I didn't know that about Atlantic Records but, having recently watched "The Wrecking Crew," it's not that surprising. Some of those players, forty years on in some cases, could still barely conceal their disdain for the music, let alone the ephemeral "stars" they were, in effect, lip-syncing for. But it's hard to begrudge them some sour grapes. The session players got, in many cases, steadier and longer-lasting work than the stars, and got to have family lives besides, but were still virtually anonymous, and never got to hear a crowd roaring for them.
Both-and, as usual, is right. Rock 'n' roll was, in some respects, a business like any other -- if you could fake sincerity, you were a good way toward having it made -- but also unlike most others, jazz maybe excepted: you had to practice spontaneity, or as Lester Bangs said of Iggy Pop, "manage the apocalypse". Maybe the music bossed the culture for as long as it did, in large part, because of how gleefully it embraced -- or, alternatively, ran roughshod over -- so many kinds of contradictions. When it mostly lost that ability, it was time for something else to take its place.

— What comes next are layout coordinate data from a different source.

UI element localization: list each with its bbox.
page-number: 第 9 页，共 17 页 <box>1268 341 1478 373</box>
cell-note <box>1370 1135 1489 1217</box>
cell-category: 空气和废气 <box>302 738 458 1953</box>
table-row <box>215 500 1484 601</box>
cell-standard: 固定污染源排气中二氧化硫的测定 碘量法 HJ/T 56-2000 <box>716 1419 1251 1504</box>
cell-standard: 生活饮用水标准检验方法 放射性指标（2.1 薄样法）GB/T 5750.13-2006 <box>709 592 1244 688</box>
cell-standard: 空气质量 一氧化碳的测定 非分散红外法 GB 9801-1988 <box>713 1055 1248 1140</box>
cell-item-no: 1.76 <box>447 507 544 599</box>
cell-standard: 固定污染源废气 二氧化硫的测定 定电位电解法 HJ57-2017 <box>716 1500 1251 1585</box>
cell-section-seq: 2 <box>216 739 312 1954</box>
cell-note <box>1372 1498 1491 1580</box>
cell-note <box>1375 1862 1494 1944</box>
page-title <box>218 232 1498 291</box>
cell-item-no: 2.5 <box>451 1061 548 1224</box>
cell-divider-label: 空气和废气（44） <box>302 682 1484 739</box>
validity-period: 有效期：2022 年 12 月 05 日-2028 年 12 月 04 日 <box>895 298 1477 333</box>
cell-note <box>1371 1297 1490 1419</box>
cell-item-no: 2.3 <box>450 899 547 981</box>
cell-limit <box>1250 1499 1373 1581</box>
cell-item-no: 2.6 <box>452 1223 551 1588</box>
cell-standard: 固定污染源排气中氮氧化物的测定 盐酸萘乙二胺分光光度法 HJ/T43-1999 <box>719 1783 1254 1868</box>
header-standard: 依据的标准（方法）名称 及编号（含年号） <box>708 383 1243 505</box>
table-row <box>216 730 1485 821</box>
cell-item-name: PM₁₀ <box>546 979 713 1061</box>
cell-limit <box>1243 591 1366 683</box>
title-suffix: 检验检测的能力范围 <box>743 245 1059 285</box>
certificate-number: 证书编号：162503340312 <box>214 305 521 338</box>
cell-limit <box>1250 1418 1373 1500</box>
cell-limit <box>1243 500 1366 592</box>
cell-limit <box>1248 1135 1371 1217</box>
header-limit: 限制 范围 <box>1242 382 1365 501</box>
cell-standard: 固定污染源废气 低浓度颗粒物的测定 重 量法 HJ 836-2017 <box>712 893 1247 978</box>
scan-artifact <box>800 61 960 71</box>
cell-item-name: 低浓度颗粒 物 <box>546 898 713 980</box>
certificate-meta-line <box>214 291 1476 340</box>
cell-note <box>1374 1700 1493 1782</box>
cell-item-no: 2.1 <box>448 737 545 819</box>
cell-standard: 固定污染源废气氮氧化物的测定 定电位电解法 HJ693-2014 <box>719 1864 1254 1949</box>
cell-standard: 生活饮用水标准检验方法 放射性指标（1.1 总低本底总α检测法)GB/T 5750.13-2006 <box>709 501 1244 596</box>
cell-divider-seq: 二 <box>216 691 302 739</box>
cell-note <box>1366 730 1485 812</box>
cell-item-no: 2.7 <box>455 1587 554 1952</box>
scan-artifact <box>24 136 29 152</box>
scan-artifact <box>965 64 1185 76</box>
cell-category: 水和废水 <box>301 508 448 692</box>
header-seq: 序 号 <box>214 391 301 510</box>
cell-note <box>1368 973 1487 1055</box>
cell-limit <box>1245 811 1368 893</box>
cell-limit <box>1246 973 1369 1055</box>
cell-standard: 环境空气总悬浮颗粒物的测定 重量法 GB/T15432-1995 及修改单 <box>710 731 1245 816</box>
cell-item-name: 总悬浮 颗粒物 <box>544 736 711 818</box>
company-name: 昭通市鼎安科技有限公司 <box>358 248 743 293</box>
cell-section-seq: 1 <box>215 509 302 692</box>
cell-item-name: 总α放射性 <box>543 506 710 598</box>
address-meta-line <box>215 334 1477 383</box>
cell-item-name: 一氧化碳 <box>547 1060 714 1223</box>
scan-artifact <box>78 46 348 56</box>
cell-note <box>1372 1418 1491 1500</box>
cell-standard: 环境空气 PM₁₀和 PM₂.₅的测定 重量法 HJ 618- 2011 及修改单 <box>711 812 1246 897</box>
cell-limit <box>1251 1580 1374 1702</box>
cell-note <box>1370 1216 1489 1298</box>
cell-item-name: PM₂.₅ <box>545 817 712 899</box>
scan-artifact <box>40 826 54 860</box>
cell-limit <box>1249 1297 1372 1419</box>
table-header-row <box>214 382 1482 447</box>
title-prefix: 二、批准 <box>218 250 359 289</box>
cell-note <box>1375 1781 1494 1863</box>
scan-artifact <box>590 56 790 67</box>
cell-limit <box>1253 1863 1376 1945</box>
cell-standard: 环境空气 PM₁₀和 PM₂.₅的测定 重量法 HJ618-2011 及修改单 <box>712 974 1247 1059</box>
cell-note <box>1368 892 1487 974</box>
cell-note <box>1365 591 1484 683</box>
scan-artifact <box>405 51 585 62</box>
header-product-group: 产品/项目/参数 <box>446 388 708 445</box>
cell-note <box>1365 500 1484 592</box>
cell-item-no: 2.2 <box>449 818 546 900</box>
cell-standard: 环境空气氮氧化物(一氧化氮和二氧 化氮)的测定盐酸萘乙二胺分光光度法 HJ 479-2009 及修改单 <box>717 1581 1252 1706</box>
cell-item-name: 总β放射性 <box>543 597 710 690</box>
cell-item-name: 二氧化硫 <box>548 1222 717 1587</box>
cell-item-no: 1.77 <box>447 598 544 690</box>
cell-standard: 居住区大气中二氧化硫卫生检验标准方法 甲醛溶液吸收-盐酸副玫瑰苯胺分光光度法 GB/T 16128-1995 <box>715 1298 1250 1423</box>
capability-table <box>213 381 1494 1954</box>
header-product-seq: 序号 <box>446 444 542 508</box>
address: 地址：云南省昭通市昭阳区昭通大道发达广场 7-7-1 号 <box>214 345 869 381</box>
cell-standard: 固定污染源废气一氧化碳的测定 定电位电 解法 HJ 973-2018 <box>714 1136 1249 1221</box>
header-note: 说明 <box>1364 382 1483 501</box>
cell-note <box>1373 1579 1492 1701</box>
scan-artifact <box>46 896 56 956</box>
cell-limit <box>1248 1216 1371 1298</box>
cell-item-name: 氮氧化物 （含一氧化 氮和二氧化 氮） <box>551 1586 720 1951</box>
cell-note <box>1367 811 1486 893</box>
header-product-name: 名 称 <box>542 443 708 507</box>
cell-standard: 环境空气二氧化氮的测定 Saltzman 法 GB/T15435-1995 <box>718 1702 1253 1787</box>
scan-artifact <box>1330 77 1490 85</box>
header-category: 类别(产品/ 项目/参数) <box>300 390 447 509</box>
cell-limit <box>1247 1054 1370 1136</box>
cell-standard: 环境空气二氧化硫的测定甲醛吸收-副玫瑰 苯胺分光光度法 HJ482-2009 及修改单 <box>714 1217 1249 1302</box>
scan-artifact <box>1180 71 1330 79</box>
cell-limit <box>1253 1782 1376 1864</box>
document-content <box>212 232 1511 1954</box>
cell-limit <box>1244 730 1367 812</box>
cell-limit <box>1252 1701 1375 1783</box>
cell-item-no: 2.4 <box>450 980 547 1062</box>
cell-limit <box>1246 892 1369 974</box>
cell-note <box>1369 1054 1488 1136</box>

And of course it's silly to personify a form of music like that -- except that Berry, giant though he was, evidently tapped into something bigger yet.
Fatback virtually invented disco from the scraps of music they found on the street in New York City. They are also credited with the first hip-hop record - but their main category would be funk, something I was never interested in because I thought it "loose, sloppy, undisciplined" and (probably) "black".
I listen to it now and admire its taut, sprung rhythms. It is intensely disciplined, minimal music that runs with the beat of the heart and feet and surfs the brainwaves.
Bill Curtis, the founder, is 85, talks of the origins of the music as "street funk". He was classically trained. The band were touring Britain and on their way to Gorleston (Great Yarmouth).
I am in awe.
This is not just nothing. It raises the whole question of the diaspora and the reimportation of its music and culture back into Africa - it ain't just fun.
Workin in the fillin station/Too many tasks/Check the tires/Check the oil/Check the fuel/Dollar gas, aah.
If you hadn't caught the drift by then, that aah made it very, very clear.